But if James truly did feel protective about her signature tune, she had good reason to. Having been raised by a series of variously abusive foster parents, and having sung professionally from adolescence, she had arrived at Chess Records ready for a reinvention. “So although this is a song about finding love,” the Financial Times explained last year, “for James it was about finding her emotional core and her place in music after such an unsettled existence. You can feel the ragged relief of homecoming in her tone.”

That sense of safe harbor wouldn’t… um, last. For the remainder of the ‘60s and ‘70s, James struggled with addictions and abusive relationships, touring and recording sporadically and with limited success. It wasn’t until the late ‘80s that she launched a real comeback, eventually winning her first Grammy in 1994 with a collection of songs originally popularized by the similarly hard-living Billie Holiday.

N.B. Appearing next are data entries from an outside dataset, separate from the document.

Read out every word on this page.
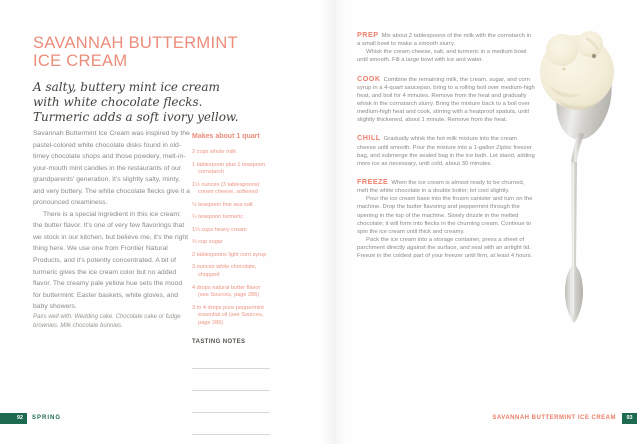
SAVANNAH BUTTERMINT
ICE CREAM
A salty, buttery mint ice cream
with white chocolate flecks.
Turmeric adds a soft ivory yellow.

Savannah Buttermint Ice Cream was inspired by the pastel-colored white chocolate disks found in old-timey chocolate shops and those powdery, melt-in-your-mouth mint candies in the restaurants of our grandparents' generation. It's slightly salty, minty, and very buttery. The white chocolate flecks give it a pronounced creaminess.

There is a special ingredient in this ice cream: the butter flavor. It's one of very few flavorings that we stock in our kitchen, but believe me, it's the right thing here. We use one from Frontier Natural Products, and it's potently concentrated. A bit of turmeric gives the ice cream color but no added flavor. The creamy pale yellow hue sets the mood for buttermint: Easter baskets, white gloves, and baby showers.

Pairs well with: Wedding cake. Chocolate cake or fudge brownies. Milk chocolate bunnies.

Makes about 1 quart

2 cups whole milk

1 tablespoon plus 1 teaspoon cornstarch

1½ ounces (3 tablespoons) cream cheese, softened

½ teaspoon fine sea salt

¼ teaspoon turmeric

1¼ cups heavy cream

⅔ cup sugar

2 tablespoons light corn syrup

3 ounces white chocolate, chopped

4 drops natural butter flavor (see Sources, page 286)

3 to 4 drops pure peppermint essential oil (see Sources, page 286)

TASTING NOTES

PREP Mix about 2 tablespoons of the milk with the cornstarch in a small bowl to make a smooth slurry.

Whisk the cream cheese, salt, and turmeric in a medium bowl until smooth. Fill a large bowl with ice and water.

COOK Combine the remaining milk, the cream, sugar, and corn syrup in a 4-quart saucepan, bring to a rolling boil over medium-high heat, and boil for 4 minutes. Remove from the heat and gradually whisk in the cornstarch slurry. Bring the mixture back to a boil over medium-high heat and cook, stirring with a heatproof spatula, until slightly thickened, about 1 minute. Remove from the heat.

CHILL Gradually whisk the hot milk mixture into the cream cheese until smooth. Pour the mixture into a 1-gallon Ziploc freezer bag, and submerge the sealed bag in the ice bath. Let stand, adding more ice as necessary, until cold, about 30 minutes.

FREEZE When the ice cream is almost ready to be churned, melt the white chocolate in a double boiler; let cool slightly.

Pour the ice cream base into the frozen canister and turn on the machine. Drop the butter flavoring and peppermint through the opening in the top of the machine. Slowly drizzle in the melted chocolate; it will form into flecks in the churning cream. Continue to spin the ice cream until thick and creamy.

Pack the ice cream into a storage container, press a sheet of parchment directly against the surface, and seal with an airtight lid. Freeze in the coldest part of your freezer until firm, at least 4 hours.

92	SPRING	SAVANNAH BUTTERMINT ICE CREAM	93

The year before that, James was inducted into the nascent Rock and Roll Hall of Fame, alongside Cream, Creedence, and Sly Stone. At the ceremony, she performed – what else? – “At Last.”

Take that, Beyoncé.


  1. She was born Jan. 25, 1938. Happy birthday! … is what we would say to her if she hadn’t died in 2012.
  2. Anthony is still alive; he turned 102 last week. Happy birthday! Your version isn’t as good as Etta’s though.
  3. She also called Obama “the one with the big ears” and said “he ain’t my president,” likely months before your uncle started in on that.